Clouds often play a starring role in my photographs, so I was disappointed with the overcast skies of the morning. After noon, I found that the clouds were thinning out, with patches of blue showing through. The skies continued their metamorphosis throughout the day, with a brilliant blue emerging in the late afternoon. As I got closer to my evening destination, the clouds socked in again and I feared that I would hit rain.
The cornfields all but disappeared heading west on Nebraska 2, the Sandhills Byway. The rolling hills with frequent exposed drifts of sand are not friendly to agriculture, so much of the north-central Nebraska region has never been plowed.
The railroad tracks next to the road were busy. I passed coal train after coal train, with many being only 10 or 15 minutes apart.
Back in 2004 when I was planning my first two week tour, I noticed that there was a National Forest way out in the middle of Nebraska. At the time, bad weather prevented me from visiting. Subsequent trips suffered similarly bad weather or lack of adequate time.
I felt a sense of triumph upon finally reaching the national forest.
Over a century ago, a university professor thought that he could encourage settlement of the sand hills by providing an easy supply of timber.

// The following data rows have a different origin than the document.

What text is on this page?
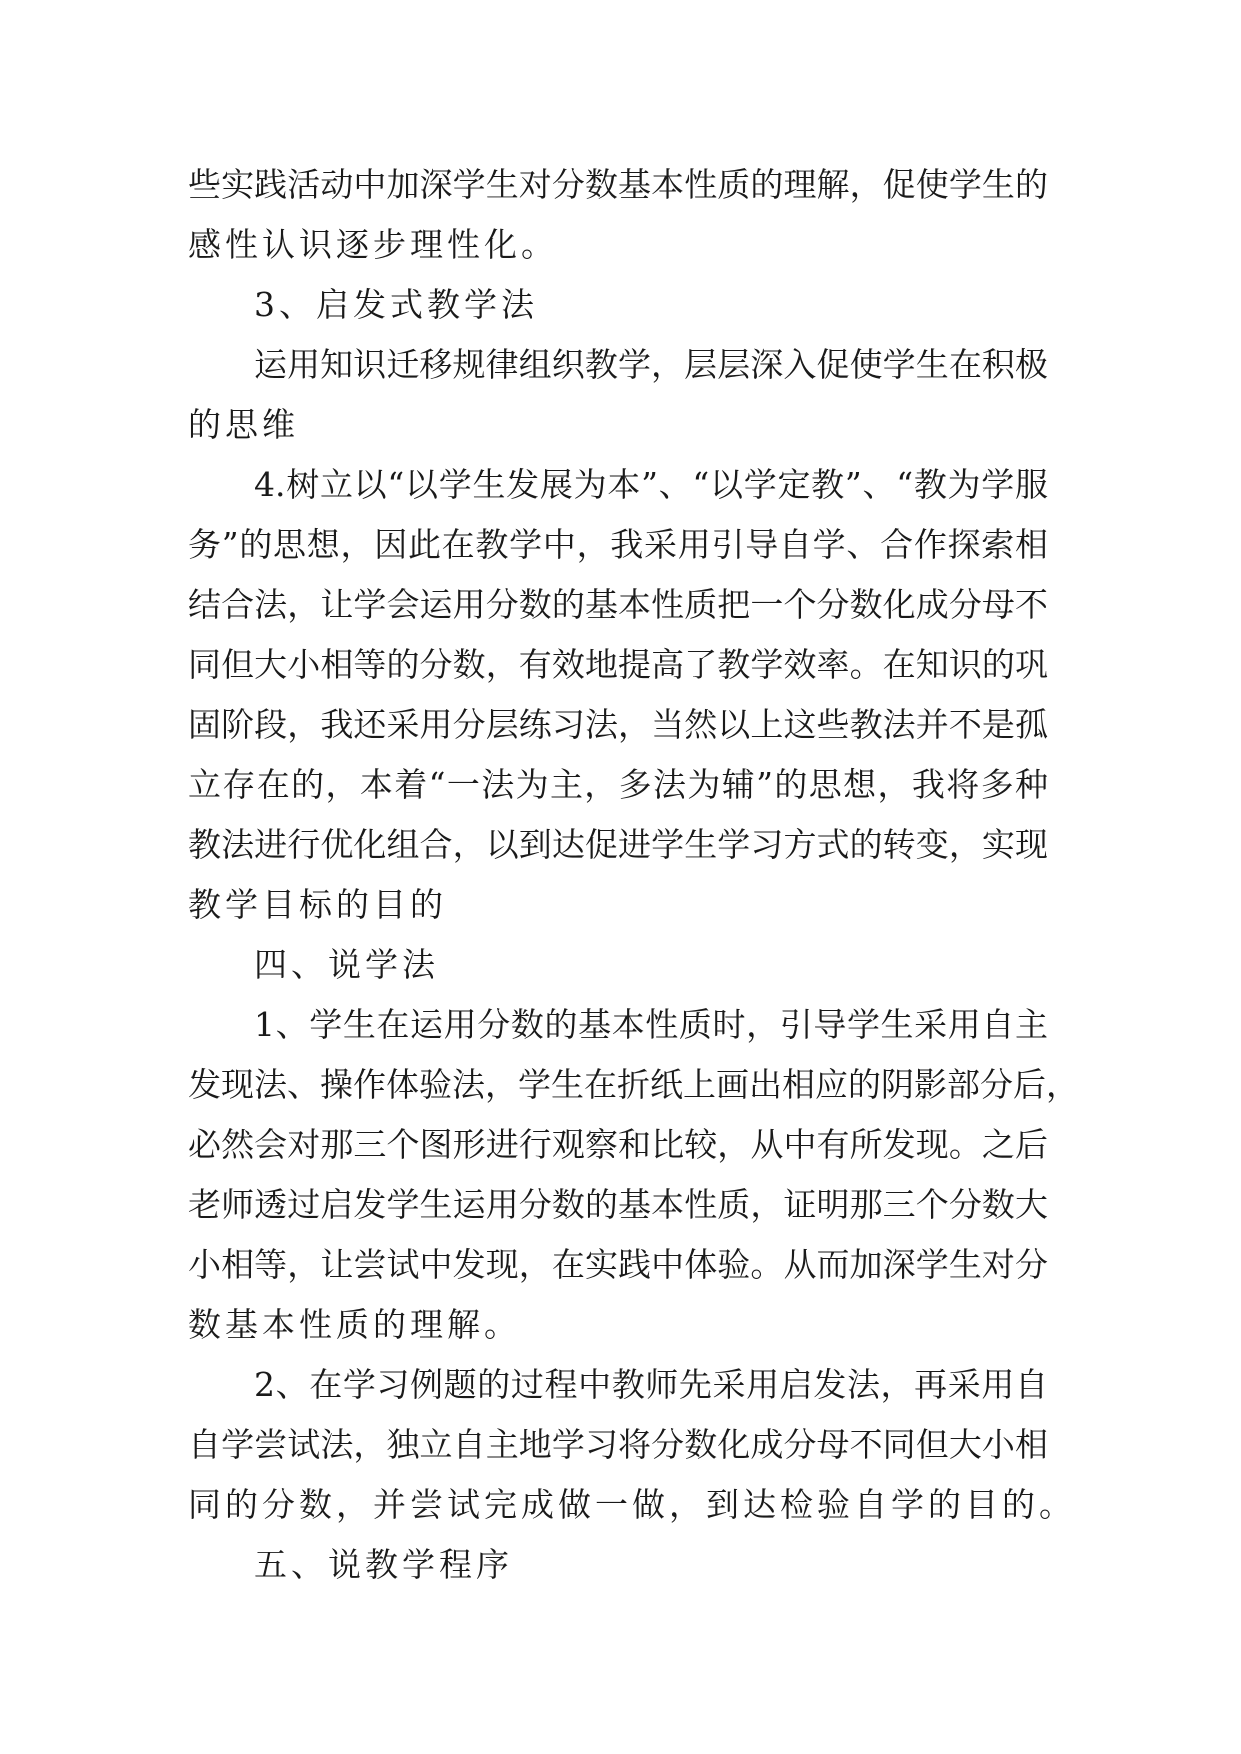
些实践活动中加深学生对分数基本性质的理解，促使学生的
感性认识逐步理性化。
3、启发式教学法
运用知识迁移规律组织教学，层层深入促使学生在积极
的思维
4.树立以“以学生发展为本”、“以学定教”、“教为学服
务”的思想，因此在教学中，我采用引导自学、合作探索相
结合法，让学会运用分数的基本性质把一个分数化成分母不
同但大小相等的分数，有效地提高了教学效率。在知识的巩
固阶段，我还采用分层练习法，当然以上这些教法并不是孤
立存在的，本着“一法为主，多法为辅”的思想，我将多种
教法进行优化组合，以到达促进学生学习方式的转变，实现
教学目标的目的
四、说学法
1、学生在运用分数的基本性质时，引导学生采用自主
发现法、操作体验法，学生在折纸上画出相应的阴影部分后，
必然会对那三个图形进行观察和比较，从中有所发现。之后
老师透过启发学生运用分数的基本性质，证明那三个分数大
小相等，让尝试中发现，在实践中体验。从而加深学生对分
数基本性质的理解。
2、在学习例题的过程中教师先采用启发法，再采用自
自学尝试法，独立自主地学习将分数化成分母不同但大小相
同的分数，并尝试完成做一做，到达检验自学的目的。
五、说教学程序
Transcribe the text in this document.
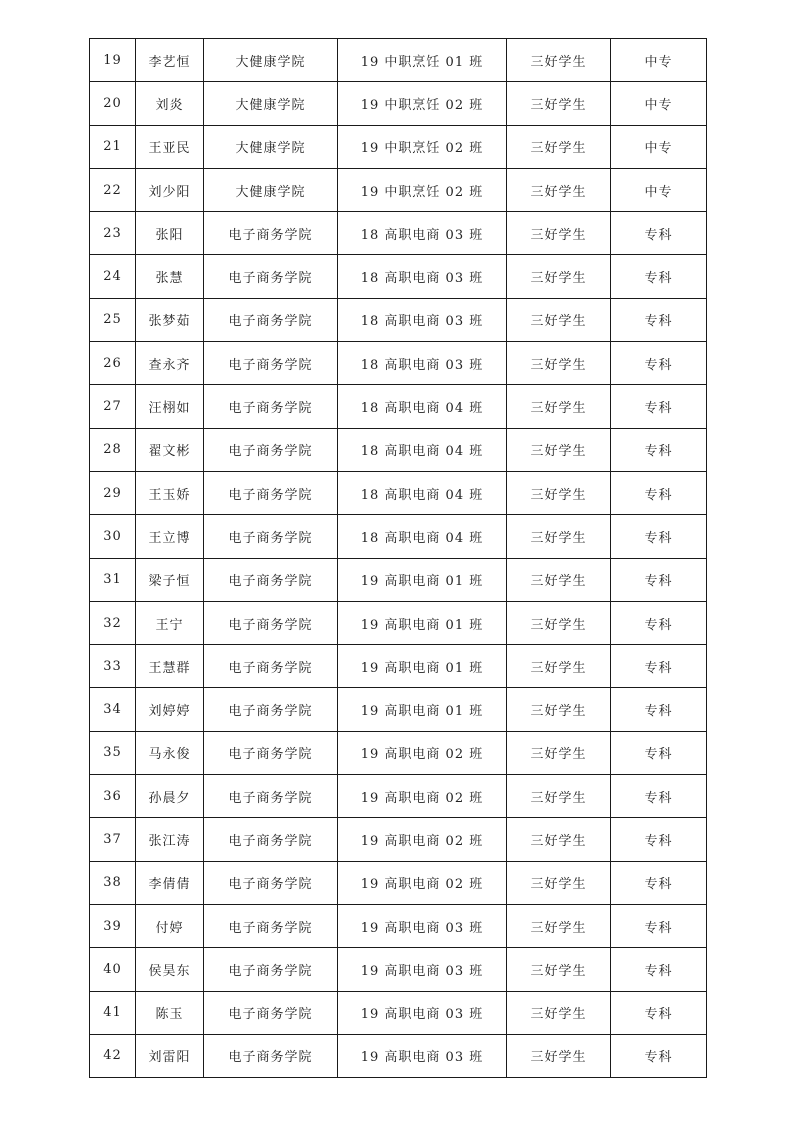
19	李艺恒	大健康学院	19 中职烹饪 01 班	三好学生	中专
20	刘炎	大健康学院	19 中职烹饪 02 班	三好学生	中专
21	王亚民	大健康学院	19 中职烹饪 02 班	三好学生	中专
22	刘少阳	大健康学院	19 中职烹饪 02 班	三好学生	中专
23	张阳	电子商务学院	18 高职电商 03 班	三好学生	专科
24	张慧	电子商务学院	18 高职电商 03 班	三好学生	专科
25	张梦茹	电子商务学院	18 高职电商 03 班	三好学生	专科
26	查永齐	电子商务学院	18 高职电商 03 班	三好学生	专科
27	汪栩如	电子商务学院	18 高职电商 04 班	三好学生	专科
28	翟文彬	电子商务学院	18 高职电商 04 班	三好学生	专科
29	王玉娇	电子商务学院	18 高职电商 04 班	三好学生	专科
30	王立博	电子商务学院	18 高职电商 04 班	三好学生	专科
31	梁子恒	电子商务学院	19 高职电商 01 班	三好学生	专科
32	王宁	电子商务学院	19 高职电商 01 班	三好学生	专科
33	王慧群	电子商务学院	19 高职电商 01 班	三好学生	专科
34	刘婷婷	电子商务学院	19 高职电商 01 班	三好学生	专科
35	马永俊	电子商务学院	19 高职电商 02 班	三好学生	专科
36	孙晨夕	电子商务学院	19 高职电商 02 班	三好学生	专科
37	张江涛	电子商务学院	19 高职电商 02 班	三好学生	专科
38	李倩倩	电子商务学院	19 高职电商 02 班	三好学生	专科
39	付婷	电子商务学院	19 高职电商 03 班	三好学生	专科
40	侯昊东	电子商务学院	19 高职电商 03 班	三好学生	专科
41	陈玉	电子商务学院	19 高职电商 03 班	三好学生	专科
42	刘雷阳	电子商务学院	19 高职电商 03 班	三好学生	专科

The original forest of Ponderosa pines planted at the time is now aging and slowly being replaced by hand planted oak trees. Because the forest is artificial and located in inhospitable grasslands, it is not self-sustaining.
Getting tired, I decided that I wouldn’t try to make the additional 135 miles to my intended destination of Alliance, NE. A “vacancy” sign in Thedford, NE called and I turned in for the night.
Tomorrow I reach Custer, SD and the Sport-Touring.Net meet. This trip report may be on hiatus for a few days while I focus on being social and not holing up in my room to write for a few hours each night.